“L’altra metà della storia”, un film di Ritesh Batra, la recensione

L’altra metà della storia (The Sense of an Ending, GB, 2017) di Ritesh Batra con Jim Broadbent, Charlotte Rampling, Harriet Walter, Billy Howle, Freya Mavor, Joe Alwyn, Emily Mortimer, James Wilby, Matthew Goode, Michelle Dockery

Sceneggiatura di Nick Payne, dal romanzo “Il senso di una fine” di Julian Barnes (ed. Einaudi)

Drammatico, 1h 48′, BiM, in uscita il 12 ottobre 2017

Voto: 6 su 10

Riduzione cinematografica dell’apprezzato romanzo di Julian Barnes Il senso di una fine, il film di Ritesh Batra è soprattutto l’occasione per riunire sul grande schermo due splendidi attori come Jim Broadbent e la sempre eterea e magnetica Charlotte Rampling. L’altra metà della storia è un canto sofferto dei ricordi giovanili che trasforma il flusso di coscienza della matrice letteraria in una costruzione drammaturgica più tradizionale, con salti temporali tra passato e presente e più di un debito verso il meccanismo narattivo di un altro celebre romanzo, Espiazione di Ian McEwan, divenuto a sua volta un gran bel film nelle mani di Joe Wright.

locandinaIl regista indiano di Lunchbox e del veneziano Our Souls at Night non ha la stessa originalità nel maneggiare la materia, ma la accarezza con discreta eleganza: Tony Webster (Broadbent) è un settantenne divorziato in pensione, che conduce una vita tranquilla dividendosi tra i corsi preparto della figlia incinta e il suo negozietto di macchine fotografiche d’epoca. La sua esistenza subisce uno scossone quando, dopo la morte della madre della sua prima fidanzata,Veronica, eredita il diario tenuto dal suo migliore amico Adrian, ai tempi dell’università: in quelle pagine si nasconde la testimonianza di un’azione dagli effetti devastanti per le vite di tutti, che forse Tony aveva inconsciamente rimosso per proteggersi dal suo sbaglio. Ora il diario è nelle mani di una Veronica invecchiata (Rampling), che lo costringe a misurarsi col suo passato.

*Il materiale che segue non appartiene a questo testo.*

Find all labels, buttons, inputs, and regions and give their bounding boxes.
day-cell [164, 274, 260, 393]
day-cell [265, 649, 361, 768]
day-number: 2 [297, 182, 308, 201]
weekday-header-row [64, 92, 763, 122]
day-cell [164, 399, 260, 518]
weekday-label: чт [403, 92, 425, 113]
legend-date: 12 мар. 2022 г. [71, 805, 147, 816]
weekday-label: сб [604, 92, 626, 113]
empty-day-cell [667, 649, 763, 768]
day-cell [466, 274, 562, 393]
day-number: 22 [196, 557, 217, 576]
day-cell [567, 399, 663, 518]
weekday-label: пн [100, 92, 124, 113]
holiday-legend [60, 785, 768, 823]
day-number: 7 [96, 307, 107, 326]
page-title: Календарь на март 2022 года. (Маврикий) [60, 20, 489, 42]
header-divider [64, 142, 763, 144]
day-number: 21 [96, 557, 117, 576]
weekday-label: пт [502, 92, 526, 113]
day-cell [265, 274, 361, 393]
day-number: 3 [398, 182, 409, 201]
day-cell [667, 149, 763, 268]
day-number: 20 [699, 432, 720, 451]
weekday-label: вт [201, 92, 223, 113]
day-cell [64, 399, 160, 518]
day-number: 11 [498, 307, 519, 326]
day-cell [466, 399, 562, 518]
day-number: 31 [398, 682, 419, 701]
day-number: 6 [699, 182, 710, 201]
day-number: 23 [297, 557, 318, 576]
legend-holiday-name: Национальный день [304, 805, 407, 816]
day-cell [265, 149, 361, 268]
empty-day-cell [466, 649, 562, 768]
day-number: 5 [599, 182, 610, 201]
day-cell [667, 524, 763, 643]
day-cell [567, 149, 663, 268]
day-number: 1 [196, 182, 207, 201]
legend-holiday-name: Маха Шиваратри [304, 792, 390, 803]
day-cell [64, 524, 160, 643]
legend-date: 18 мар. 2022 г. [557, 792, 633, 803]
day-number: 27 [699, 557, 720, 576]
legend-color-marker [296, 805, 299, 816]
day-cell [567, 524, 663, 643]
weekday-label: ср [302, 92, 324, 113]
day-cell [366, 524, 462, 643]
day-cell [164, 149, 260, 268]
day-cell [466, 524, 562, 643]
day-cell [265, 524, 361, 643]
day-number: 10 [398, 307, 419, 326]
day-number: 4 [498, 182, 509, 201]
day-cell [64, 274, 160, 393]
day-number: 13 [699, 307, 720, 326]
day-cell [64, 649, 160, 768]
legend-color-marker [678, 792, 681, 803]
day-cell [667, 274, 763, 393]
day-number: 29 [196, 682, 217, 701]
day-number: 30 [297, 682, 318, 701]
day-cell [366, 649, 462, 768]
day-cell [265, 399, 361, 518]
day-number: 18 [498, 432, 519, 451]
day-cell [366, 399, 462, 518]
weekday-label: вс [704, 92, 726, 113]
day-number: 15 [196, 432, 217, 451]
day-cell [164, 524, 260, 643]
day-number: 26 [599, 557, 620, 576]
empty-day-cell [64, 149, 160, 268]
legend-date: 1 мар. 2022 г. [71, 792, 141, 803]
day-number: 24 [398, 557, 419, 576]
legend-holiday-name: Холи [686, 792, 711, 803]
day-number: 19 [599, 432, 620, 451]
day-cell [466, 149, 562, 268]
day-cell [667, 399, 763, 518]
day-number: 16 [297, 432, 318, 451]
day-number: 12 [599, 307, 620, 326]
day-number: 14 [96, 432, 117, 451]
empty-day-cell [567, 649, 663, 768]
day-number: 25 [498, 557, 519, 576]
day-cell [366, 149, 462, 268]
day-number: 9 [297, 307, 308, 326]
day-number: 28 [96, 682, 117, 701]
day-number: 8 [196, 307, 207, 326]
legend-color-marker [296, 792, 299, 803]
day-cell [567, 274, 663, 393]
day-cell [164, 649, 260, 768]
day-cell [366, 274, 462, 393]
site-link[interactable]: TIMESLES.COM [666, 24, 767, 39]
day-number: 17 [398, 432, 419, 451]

La sceneggiatura di Nick Payne riscrive il viaggio a ritroso per recuperare la memoria di una colpa sepolta dal tempo, assecondando le regole della narrazione più classica e sacrificando inevitabilmente il senso filosofico del testo di Barnes. Lo spettacolo, per quanto impeccabile nella forma, è anche assai rigido nell’elargire emozioni, assestandosi in una dignitosa medietà che non lascia il segno. La recitazione dei due interpreti principali, però, è tutta da godere.